Stanford played football, went to boarding school at a Benedictine monastery, and studied civil engineering at the University of Arkansas. A professor there pulled him out of an undergraduate poetry class into a graduate level one. He was a wonder boy, earning praise from established poets, but he dropped out before he got a degree. He worked as a land surveyor while writing poems and stories, and having love affairs and several marriages. Women flocked to him. Looking at photographs of him, I can see the appeal. Mark Ruffalo could play him in a bio-pic. If you like your poets full of whiskey, charm, and angst, he’s your man.
I left “Blue Yodel” in a quiet quad at University of Michigan on a spectacular fall day. At the time I knew nothing of Stanford’s life. I only saw the humor in the poem and thought college students could relate to this litany of annoying authoritarian voices.
But then I read about Stanford’s death. Now the poem reads very differently.

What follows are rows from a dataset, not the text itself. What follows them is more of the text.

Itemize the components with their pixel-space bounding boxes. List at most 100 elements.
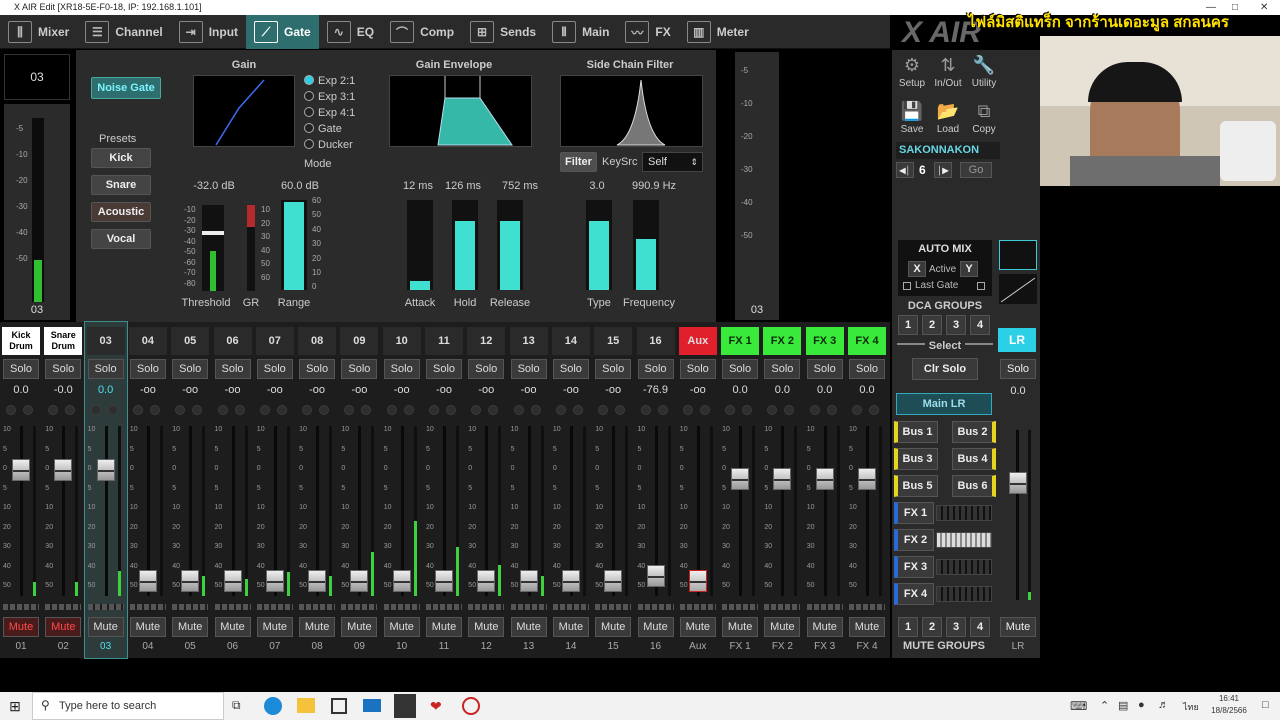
noise-gate-button[interactable]: Noise Gate: [91, 77, 161, 99]
solo-button[interactable]: Solo: [45, 359, 82, 379]
channel-fader[interactable]: [858, 467, 876, 490]
strip-name[interactable]: Aux: [678, 327, 717, 355]
channel-fader[interactable]: [688, 569, 707, 592]
channel-fader[interactable]: [181, 569, 200, 592]
bus-6-button[interactable]: Bus 6: [952, 475, 996, 497]
attack-slider[interactable]: [407, 200, 433, 290]
mute-button[interactable]: Mute: [552, 617, 589, 637]
strip-name[interactable]: 07: [255, 327, 294, 355]
last-gate-y-checkbox[interactable]: [977, 282, 985, 290]
keysrc-select[interactable]: Self ⇕: [642, 152, 703, 172]
strip-name[interactable]: 15: [594, 327, 633, 355]
utility-button[interactable]: 🔧 Utility: [966, 52, 1002, 96]
language-indicator[interactable]: ไทย: [1183, 700, 1199, 714]
mute-group-button-1[interactable]: 1: [898, 617, 918, 637]
strip-name[interactable]: 16: [636, 327, 675, 355]
close-icon[interactable]: ✕: [1260, 0, 1268, 15]
store-icon[interactable]: [331, 698, 347, 714]
clock-time[interactable]: 16:41: [1206, 694, 1252, 703]
tab-meter[interactable]: ▥ Meter: [679, 15, 757, 49]
tab-eq[interactable]: ∿ EQ: [319, 15, 382, 49]
channel-fader[interactable]: [308, 569, 327, 592]
mute-button[interactable]: Mute: [129, 617, 166, 637]
automix-x-button[interactable]: X: [908, 261, 926, 277]
mode-option-exp-4-1[interactable]: Exp 4:1: [304, 107, 355, 119]
save-button[interactable]: 💾 Save: [894, 98, 930, 142]
solo-button[interactable]: Solo: [341, 359, 378, 379]
mode-option-ducker[interactable]: Ducker: [304, 139, 353, 151]
hold-slider[interactable]: [452, 200, 478, 290]
solo-button[interactable]: Solo: [637, 359, 674, 379]
fx-4-thumbnail[interactable]: [936, 586, 992, 602]
channel-fader[interactable]: [477, 569, 496, 592]
bus-1-button[interactable]: Bus 1: [894, 421, 938, 443]
solo-button[interactable]: Solo: [172, 359, 209, 379]
tab-comp[interactable]: ⌒ Comp: [382, 15, 462, 49]
mute-group-button-4[interactable]: 4: [970, 617, 990, 637]
mute-button[interactable]: Mute: [510, 617, 547, 637]
strip-name[interactable]: 08: [298, 327, 337, 355]
automix-y-button[interactable]: Y: [960, 261, 978, 277]
strip-name[interactable]: FX 1: [721, 327, 760, 355]
mute-button[interactable]: Mute: [426, 617, 462, 637]
mute-button[interactable]: Mute: [764, 617, 801, 637]
dca-button-4[interactable]: 4: [970, 315, 990, 335]
fx-1-button[interactable]: FX 1: [894, 502, 934, 524]
fx-3-button[interactable]: FX 3: [894, 556, 934, 578]
mute-button[interactable]: Mute: [172, 617, 209, 637]
tab-gate[interactable]: ⟋ Gate: [246, 15, 319, 49]
scene-next-icon[interactable]: │▶: [934, 162, 952, 178]
dca-button-3[interactable]: 3: [946, 315, 966, 335]
load-button[interactable]: 📂 Load: [930, 98, 966, 142]
taskbar-search[interactable]: ⚲ Type here to search: [32, 692, 224, 720]
channel-fader[interactable]: [350, 569, 369, 592]
tab-sends[interactable]: ⊞ Sends: [462, 15, 544, 49]
fx-1-thumbnail[interactable]: [936, 505, 992, 521]
strip-name[interactable]: 04: [128, 327, 167, 355]
preset-snare-button[interactable]: Snare: [91, 175, 151, 195]
strip-name[interactable]: 09: [340, 327, 379, 355]
channel-fader[interactable]: [773, 467, 792, 490]
channel-fader[interactable]: [519, 569, 538, 592]
channel-fader[interactable]: [815, 467, 834, 490]
solo-button[interactable]: Solo: [87, 359, 124, 379]
channel-fader[interactable]: [54, 459, 73, 482]
mute-button[interactable]: Mute: [256, 617, 293, 637]
strip-name[interactable]: 11: [425, 327, 463, 355]
solo-button[interactable]: Solo: [764, 359, 801, 379]
strip-name[interactable]: 10: [382, 327, 421, 355]
mode-option-gate[interactable]: Gate: [304, 123, 342, 135]
mute-button[interactable]: Mute: [3, 617, 39, 637]
file-explorer-icon[interactable]: [297, 698, 315, 713]
tray-chevron-icon[interactable]: ⌃: [1100, 699, 1109, 712]
strip-name[interactable]: FX 4: [848, 327, 886, 355]
dca-button-1[interactable]: 1: [898, 315, 918, 335]
solo-button[interactable]: Solo: [383, 359, 420, 379]
edge-icon[interactable]: [264, 697, 282, 715]
mail-icon[interactable]: [363, 699, 381, 712]
mute-button[interactable]: Mute: [806, 617, 843, 637]
keyboard-icon[interactable]: ⌨: [1070, 699, 1087, 713]
scene-go-button[interactable]: Go: [960, 162, 992, 178]
solo-button[interactable]: Solo: [256, 359, 293, 379]
maximize-icon[interactable]: □: [1232, 0, 1238, 15]
lr-header[interactable]: LR: [998, 328, 1036, 352]
last-gate-x-checkbox[interactable]: [903, 282, 911, 290]
bus-3-button[interactable]: Bus 3: [894, 448, 938, 470]
solo-button[interactable]: Solo: [510, 359, 547, 379]
strip-name[interactable]: 05: [171, 327, 210, 355]
mute-button[interactable]: Mute: [87, 617, 124, 637]
fx-4-button[interactable]: FX 4: [894, 583, 934, 605]
solo-button[interactable]: Solo: [806, 359, 843, 379]
mute-button[interactable]: Mute: [637, 617, 674, 637]
strip-name[interactable]: Kick Drum: [2, 327, 40, 355]
threshold-handle[interactable]: [202, 231, 224, 235]
channel-fader[interactable]: [604, 569, 623, 592]
microphone-icon[interactable]: ●: [1138, 699, 1145, 711]
fx-3-thumbnail[interactable]: [936, 559, 992, 575]
channel-fader[interactable]: [12, 459, 30, 482]
solo-button[interactable]: Solo: [214, 359, 251, 379]
windows-start-icon[interactable]: ⊞: [0, 692, 30, 720]
clock-date[interactable]: 18/8/2566: [1206, 706, 1252, 715]
task-view-icon[interactable]: ⧉: [232, 698, 241, 713]
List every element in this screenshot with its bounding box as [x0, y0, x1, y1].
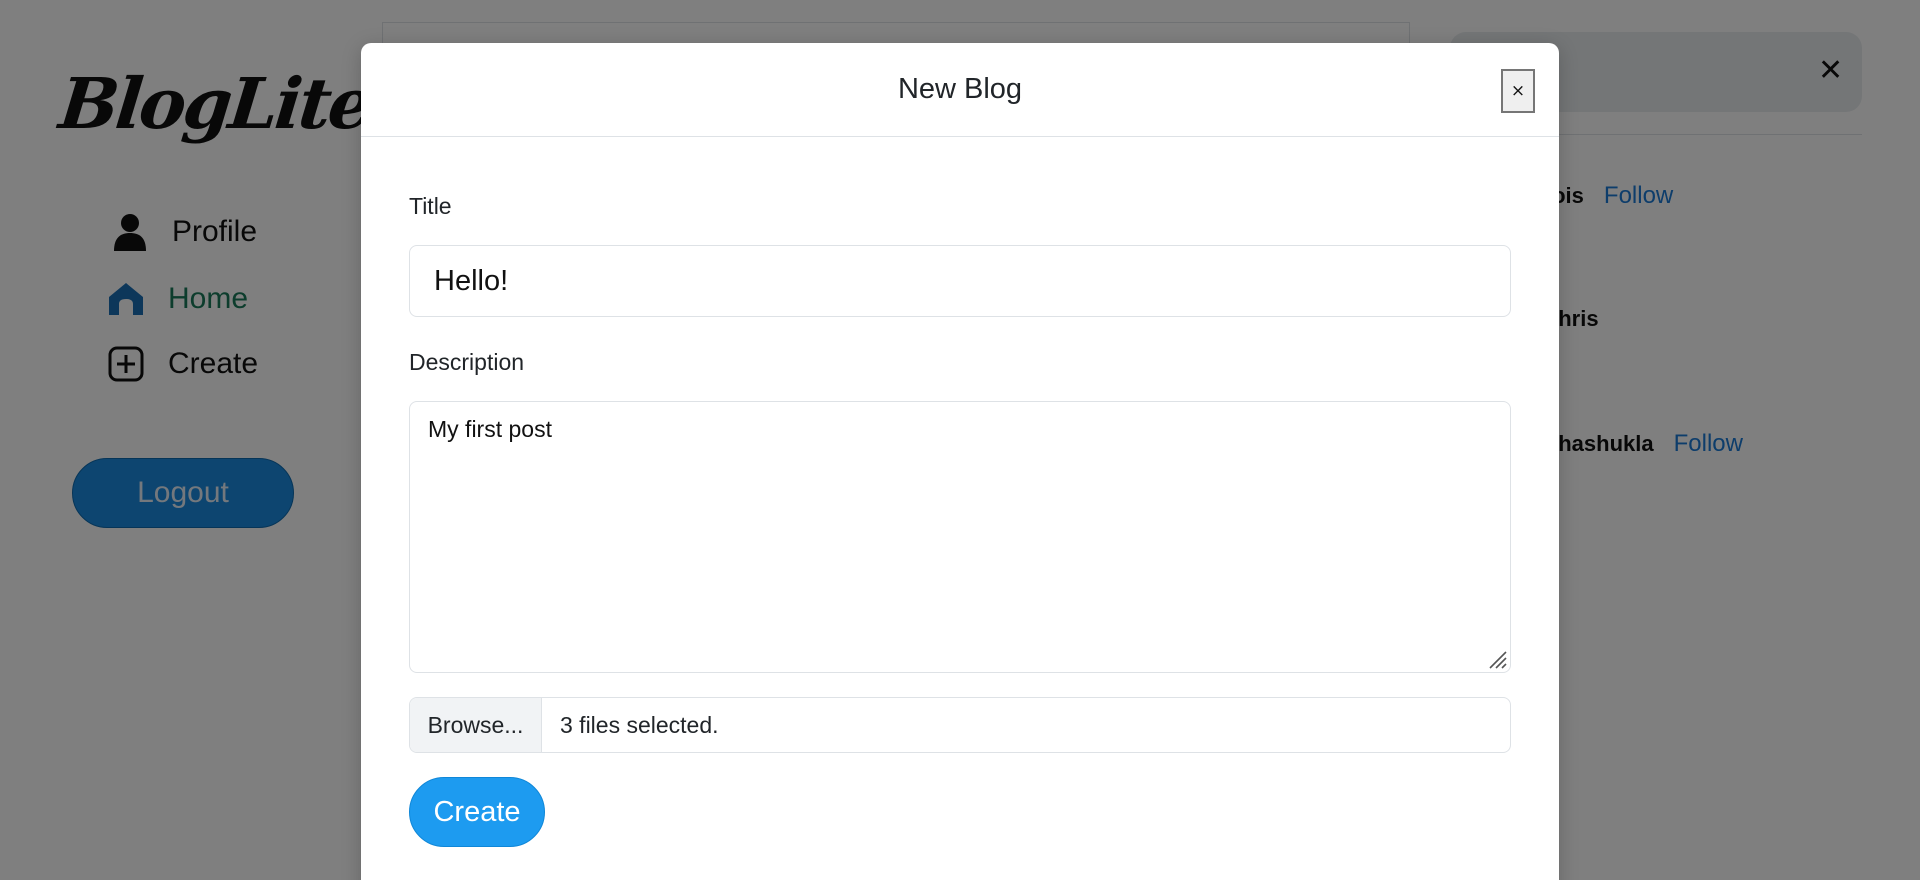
new-blog-modal: New Blog × Title Hello! Description My f…	[361, 43, 1559, 880]
description-text: My first post	[428, 416, 552, 442]
file-input[interactable]: Browse... 3 files selected.	[409, 697, 1511, 753]
create-button[interactable]: Create	[409, 777, 545, 847]
modal-header: New Blog ×	[361, 43, 1559, 137]
description-textarea[interactable]: My first post	[409, 401, 1511, 673]
title-label: Title	[409, 193, 452, 219]
modal-title: New Blog	[897, 73, 1023, 105]
resize-grip-icon[interactable]	[1487, 649, 1507, 669]
title-input[interactable]: Hello!	[409, 245, 1511, 317]
close-button[interactable]: ×	[1501, 69, 1535, 113]
file-status: 3 files selected.	[560, 711, 719, 738]
browse-button[interactable]: Browse...	[410, 698, 542, 752]
description-label: Description	[409, 349, 525, 375]
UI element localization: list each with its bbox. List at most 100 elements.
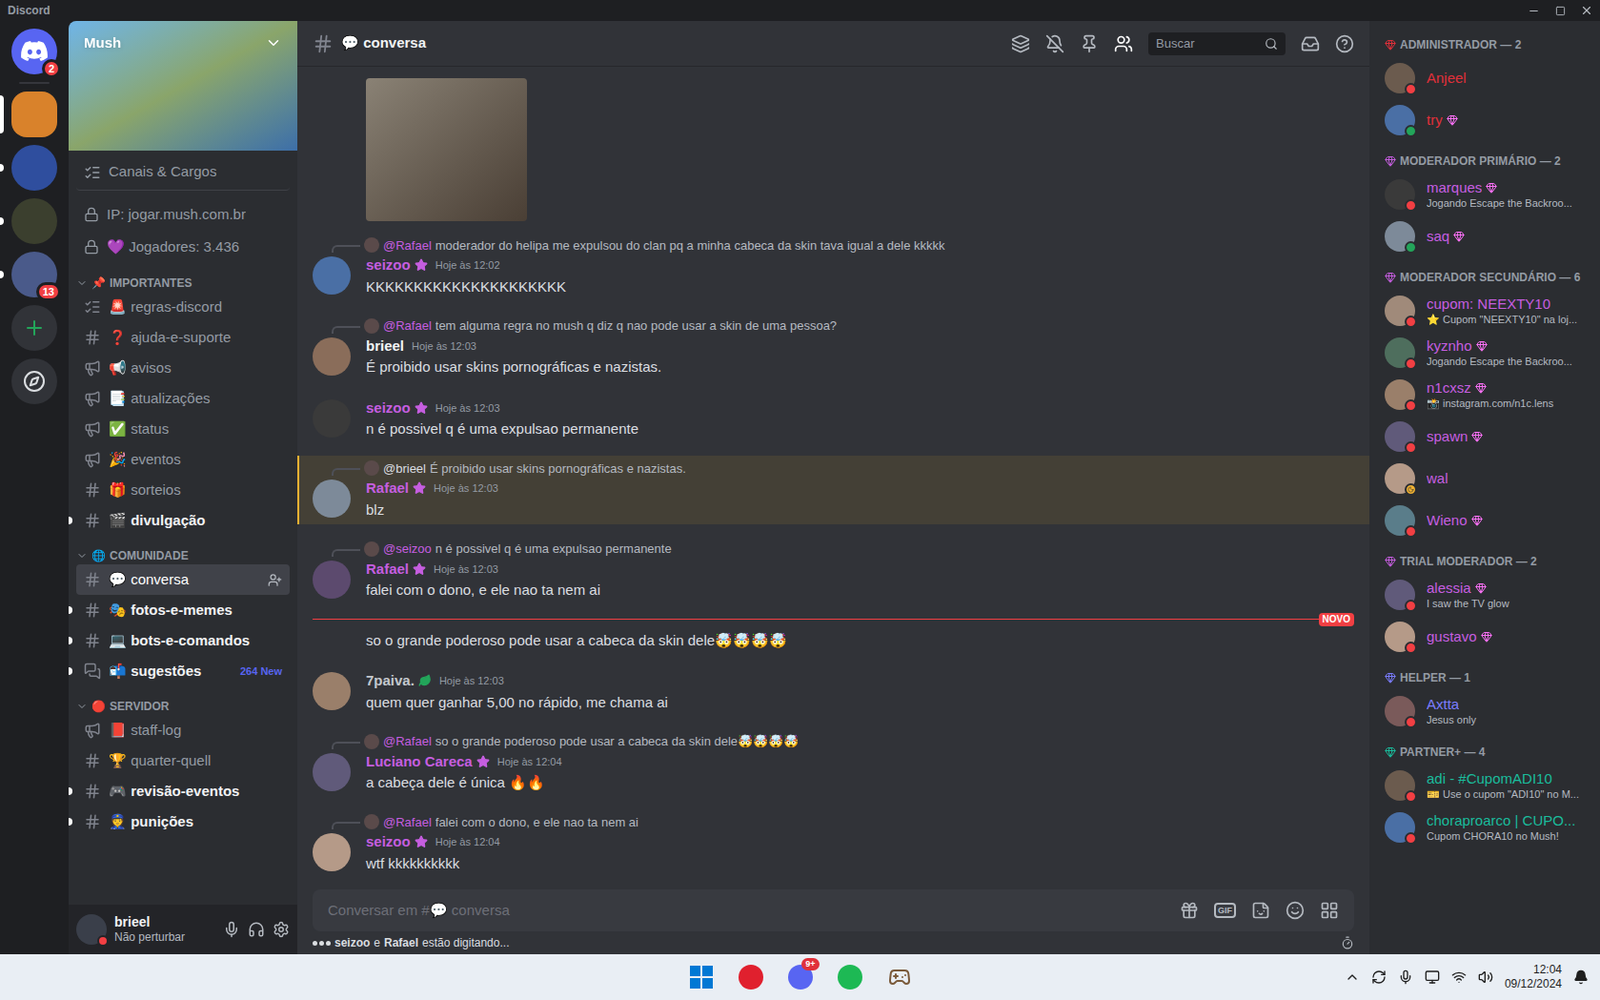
notification-icon[interactable] bbox=[1573, 969, 1589, 985]
headphones-icon[interactable] bbox=[247, 920, 265, 938]
member-item[interactable]: kyznhoJogando Escape the Backroo... bbox=[1377, 331, 1593, 374]
server-avatar[interactable] bbox=[11, 198, 58, 244]
info-item[interactable]: IP: jogar.mush.com.br bbox=[76, 198, 290, 231]
message-avatar[interactable] bbox=[312, 256, 351, 295]
taskbar-app[interactable]: 9+ bbox=[781, 957, 820, 996]
message-author[interactable]: brieel bbox=[365, 335, 405, 358]
wifi-icon[interactable] bbox=[1451, 969, 1467, 985]
reply-preview[interactable]: @seizoon é possivel q é uma expulsao per… bbox=[299, 539, 1355, 559]
message-avatar[interactable] bbox=[312, 479, 351, 518]
server-item[interactable]: 13 bbox=[0, 251, 69, 298]
server-avatar[interactable]: 2 bbox=[11, 28, 58, 75]
channel-item[interactable]: 📢 avisos bbox=[76, 352, 290, 384]
server-item[interactable]: 2 bbox=[0, 28, 69, 75]
threads-icon[interactable] bbox=[1011, 34, 1031, 54]
reply-preview[interactable]: @Rafaelfalei com o dono, e ele nao ta ne… bbox=[299, 812, 1355, 832]
image-attachment[interactable] bbox=[365, 78, 527, 222]
category-header[interactable]: 🌐COMUNIDADE bbox=[76, 535, 290, 565]
channel-item[interactable]: 📕 staff-log bbox=[76, 714, 290, 746]
server-avatar[interactable] bbox=[11, 91, 58, 138]
category-header[interactable]: 📌IMPORTANTES bbox=[76, 263, 290, 292]
help-icon[interactable] bbox=[1335, 34, 1355, 54]
channel-item[interactable]: 🎉 eventos bbox=[76, 444, 290, 475]
channel-item[interactable]: 💬 conversa bbox=[76, 564, 290, 595]
message-avatar[interactable] bbox=[312, 560, 351, 599]
channel-item[interactable]: 🎭 fotos-e-memes bbox=[76, 594, 290, 626]
category-header[interactable]: 🔴SERVIDOR bbox=[76, 686, 290, 715]
channel-item[interactable]: 🚨 regras-discord bbox=[76, 291, 290, 323]
channel-item[interactable]: 📑 atualizações bbox=[76, 383, 290, 414]
channel-item[interactable]: 🎬 divulgação bbox=[76, 505, 290, 536]
info-item[interactable]: Canais & Cargos bbox=[76, 158, 290, 191]
message-avatar[interactable] bbox=[312, 399, 351, 438]
clock[interactable]: 12:0409/12/2024 bbox=[1504, 962, 1562, 992]
volume-icon[interactable] bbox=[1478, 969, 1494, 985]
apps-icon[interactable] bbox=[1319, 900, 1339, 920]
reply-preview[interactable]: @Rafaeltem alguma regra no mush q diz q … bbox=[299, 316, 1355, 336]
member-item[interactable]: Anjeel bbox=[1377, 57, 1593, 100]
member-item[interactable]: alessiaI saw the TV glow bbox=[1377, 573, 1593, 616]
reply-preview[interactable]: @Rafaelmoderador do helipa me expulsou d… bbox=[299, 236, 1355, 256]
channel-item[interactable]: 📬 sugestões264 New bbox=[76, 655, 290, 687]
server-avatar[interactable] bbox=[11, 358, 58, 405]
message-author[interactable]: seizoo bbox=[365, 830, 411, 853]
user-avatar[interactable] bbox=[76, 913, 107, 945]
message-author[interactable]: seizoo bbox=[365, 254, 411, 277]
message-avatar[interactable] bbox=[312, 752, 351, 791]
gif-button[interactable]: GIF bbox=[1214, 902, 1236, 918]
mic-icon[interactable] bbox=[222, 920, 241, 938]
message-author[interactable]: 7paiva. bbox=[365, 669, 415, 692]
server-item[interactable] bbox=[0, 144, 69, 191]
member-item[interactable]: choraproarco | CUPO...Cupom CHORA10 no M… bbox=[1377, 806, 1593, 849]
server-item[interactable] bbox=[0, 198, 69, 244]
mute-icon[interactable] bbox=[1045, 34, 1065, 54]
channel-item[interactable]: 💻 bots-e-comandos bbox=[76, 625, 290, 656]
message-author[interactable]: Rafael bbox=[365, 477, 409, 500]
gift-icon[interactable] bbox=[1179, 900, 1199, 920]
message-author[interactable]: Rafael bbox=[365, 558, 409, 581]
member-item[interactable]: AxttaJesus only bbox=[1377, 689, 1593, 732]
pin-icon[interactable] bbox=[1079, 34, 1099, 54]
maximize-button[interactable] bbox=[1546, 0, 1574, 21]
message-author[interactable]: Luciano Careca bbox=[365, 750, 473, 773]
member-item[interactable]: gustavo bbox=[1377, 615, 1593, 658]
taskbar-app[interactable] bbox=[830, 957, 870, 996]
member-item[interactable]: spawn bbox=[1377, 415, 1593, 458]
server-avatar[interactable] bbox=[11, 144, 58, 191]
member-item[interactable]: adi - #CupomADI10🎫 Use o cupom "ADI10" n… bbox=[1377, 764, 1593, 807]
server-banner[interactable]: Mush bbox=[68, 20, 298, 151]
server-header[interactable]: Mush bbox=[68, 20, 298, 55]
info-item[interactable]: 💜 Jogadores: 3.436 bbox=[76, 230, 290, 264]
display-icon[interactable] bbox=[1424, 969, 1440, 985]
channel-item[interactable]: 🎮 revisão-eventos bbox=[76, 775, 290, 807]
emoji-icon[interactable] bbox=[1285, 900, 1305, 920]
search-field[interactable]: Buscar bbox=[1148, 32, 1286, 56]
server-item[interactable] bbox=[0, 91, 69, 138]
channel-item[interactable]: 👮 punições bbox=[76, 806, 290, 837]
taskbar-app[interactable] bbox=[682, 957, 721, 996]
member-item[interactable]: n1cxsz📸 instagram.com/n1c.lens bbox=[1377, 373, 1593, 416]
reply-preview[interactable]: @Rafaelso o grande poderoso pode usar a … bbox=[299, 731, 1355, 751]
settings-icon[interactable] bbox=[272, 920, 290, 938]
channel-item[interactable]: ✅ status bbox=[76, 413, 290, 445]
channel-item[interactable]: ❓ ajuda-e-suporte bbox=[76, 322, 290, 353]
member-item[interactable]: saq bbox=[1377, 215, 1593, 258]
message-input[interactable]: Conversar em #💬 conversaGIF bbox=[312, 889, 1355, 932]
minimize-button[interactable] bbox=[1519, 0, 1547, 21]
invite-icon[interactable] bbox=[267, 572, 283, 588]
reply-preview[interactable]: @brieelÉ proibido usar skins pornográfic… bbox=[299, 459, 1355, 479]
server-item[interactable] bbox=[0, 358, 69, 405]
member-item[interactable]: Wieno bbox=[1377, 499, 1593, 542]
close-button[interactable] bbox=[1573, 0, 1600, 21]
taskbar-app[interactable] bbox=[731, 957, 770, 996]
server-item[interactable] bbox=[0, 304, 69, 351]
member-item[interactable]: cupom: NEEXTY10⭐ Cupom "NEEXTY10" na loj… bbox=[1377, 289, 1593, 332]
message-avatar[interactable] bbox=[312, 671, 351, 710]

Stanford committed suicide when he was 29 years old. After confessing to his wife that he was having an affair, he went into the bedroom and shot himself three times in the heart. (How do you shoot yourself in the chest three times? Wouldn’t you be dead or fainting after the first shot? Anyway, there’s such a story here that I’m going to write about it my next post.)
This poem was published posthumously, under what circumstances I don’t know. But publication seems to have given Stanford the last word. He finally silenced the blue yodel. (Finally silenced the blue yodel seems a little heavy-handed, I know. Halloween season must be affecting me. Beware the blue yodel!)